By Rita N-Tudia, Pacificmedia@WCPFC13
Papua New Guinea hopes the spirit in which a multilateral tuna fisheries deal that it signed with the United States today will continue with the new US administration which comes into office in January, 2017.
PNG High Commissioner to Fiji Lucy Bogari said the South Pacific Tuna Treaty is an instrument that truly marks the relationship between the US and Pacific Island parties.
While commending the US for holding presidential elections, High Commissioner Bogari said PNG is very keen to see the relationship that the US and the Pacific have enjoyed over the years is a longstanding one.
“So under this new incoming administration we hope that this relationship will continue,” she said.
High Commissioner Bogari signed the South Pacific Tuna Treaty at the margins of the Tuna Commission annual meeting in Nadi today.
She added PNG asks that the rule of law and regulatory arrangements that are in place for the fisheries are followed by all parties.
“And we know that this in an informal MOU to set the process in place and as the (Treaty) depository we look forward to playing our role in making sure that instruments whatever needs to formalize the rescinding of the withdrawal takes place and we look forward to the continued relationship in that regard,” High Commissioner Bogari said.
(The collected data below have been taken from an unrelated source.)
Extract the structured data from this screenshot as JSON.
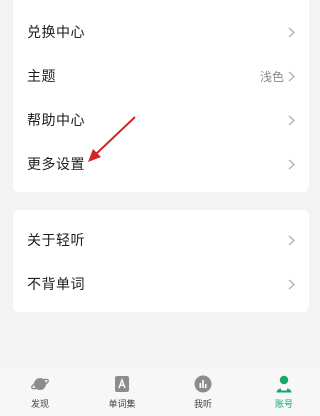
{
  "settings_group_1": [
    {
      "label": "兑换中心",
      "value": ""
    },
    {
      "label": "主题",
      "value": "浅色"
    },
    {
      "label": "帮助中心",
      "value": ""
    },
    {
      "label": "更多设置",
      "value": ""
    }
  ],
  "settings_group_2": [
    {
      "label": "关于轻听"
    },
    {
      "label": "不背单词"
    }
  ],
  "tabbar": {
    "tabs": [
      {
        "label": "发现",
        "icon": "planet-icon"
      },
      {
        "label": "单词集",
        "icon": "word-book-icon"
      },
      {
        "label": "我听",
        "icon": "audio-bars-icon"
      },
      {
        "label": "账号",
        "icon": "account-icon"
      }
    ],
    "active_index": 3
  },
  "colors": {
    "accent_green": "#1aa56a",
    "annotation_red": "#d42424",
    "background": "#f3f3f3"
  }
}
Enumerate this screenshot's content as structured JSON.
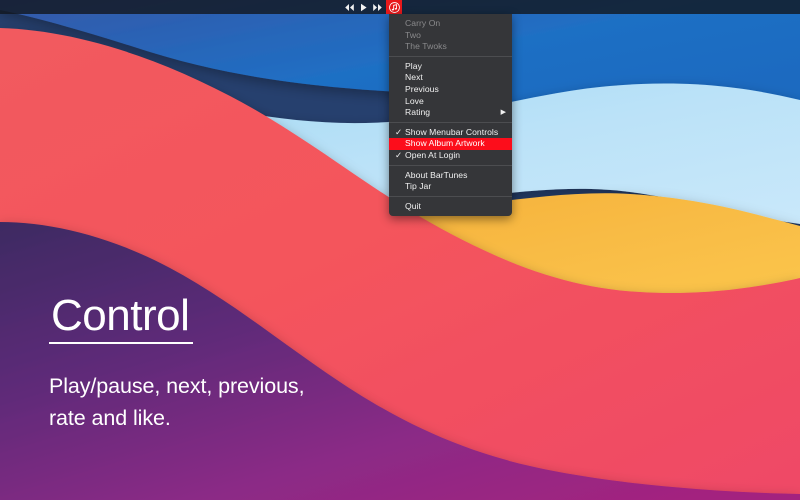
{
  "menubar": {
    "controls": [
      {
        "name": "previous-button",
        "icon": "rewind-icon",
        "label": "Previous"
      },
      {
        "name": "play-button",
        "icon": "play-icon",
        "label": "Play"
      },
      {
        "name": "next-button",
        "icon": "fast-forward-icon",
        "label": "Next"
      }
    ],
    "app_badge": {
      "label": "BarTunes",
      "icon": "music-note-icon",
      "color": "#e8191b"
    }
  },
  "menu": {
    "now_playing": {
      "track": "Carry On",
      "album": "Two",
      "artist": "The Twoks"
    },
    "actions": [
      {
        "label": "Play",
        "name": "menu-item-play"
      },
      {
        "label": "Next",
        "name": "menu-item-next"
      },
      {
        "label": "Previous",
        "name": "menu-item-previous"
      },
      {
        "label": "Love",
        "name": "menu-item-love"
      },
      {
        "label": "Rating",
        "name": "menu-item-rating",
        "submenu": true
      }
    ],
    "toggles": [
      {
        "label": "Show Menubar Controls",
        "checked": true,
        "highlighted": false
      },
      {
        "label": "Show Album Artwork",
        "checked": false,
        "highlighted": true
      },
      {
        "label": "Open At Login",
        "checked": true,
        "highlighted": false
      }
    ],
    "info": [
      {
        "label": "About BarTunes",
        "name": "menu-item-about"
      },
      {
        "label": "Tip Jar",
        "name": "menu-item-tip-jar"
      }
    ],
    "quit": {
      "label": "Quit",
      "name": "menu-item-quit"
    },
    "check_glyph": "✓",
    "submenu_glyph": "▶",
    "highlight_color": "#fc0d1b"
  },
  "hero": {
    "title": "Control",
    "subtitle": "Play/pause, next, previous,\nrate and like."
  },
  "wallpaper": {
    "colors": {
      "navy": "#1d3557",
      "blue": "#1f6fc4",
      "light_blue": "#b3dff5",
      "orange": "#f7b23f",
      "coral": "#f4545c",
      "purple": "#7b2a86",
      "deep_purple": "#3f2a63"
    }
  }
}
Fourteen of the 16 Pacific Islands Forum Fisheries Agency have signed the Treaty with the United States and Vanuatu and Fiji are expected to sign this week.
At an earlier signing ceremony held last Saturday, FFA Director General James Movick said the arrangement will allow the continuation of the Treaty for another six years.
“It has taken us seven years to reach this point and again this highlights the increasing complexity and the changing nature of this relationship even over the period of this negotiation,” Mr Movick said.
The Treaty which allowed US vessels to fish in the Pacific since 1988 as well as deliver economic assistance to the 16 FFA members from the US Government ran into hurdles in the last seven years.
These came to a head earlier in the year after the US failed to pay for fishing days it had agreed to and issued notice of its intention to formally pull out of the treaty.
US Secretary John Kerry has signed a letter to the FFA officially rescinding Washington’s notice of intention to withdraw.
In June this year, the FFA said the access and aid envelope for its members had been going through increasingly difficult negotiations and interim agreements since the last multi-year agreement ended in 2012.
FFA Deputy DG Wez Norris said the overall package could be worth as much as US70m for 2017 “if the fleet takes up all its available opportunities.”
“By the end of the deal the Treaty will be providing returns of over US14,000 per fishing day …At the start of the negotiation, that amount was somewhere in the vicinity of US2,000 per day, ” Norris said.
The US government aid received by Pacific Island Parties under the treaty will increase from US$18 million per year to US$21 million.
A Memorandum of Understanding, also signed last Saturday, provides a mechanism for the amendments to the Treaty to come into effect from January 1, 2017.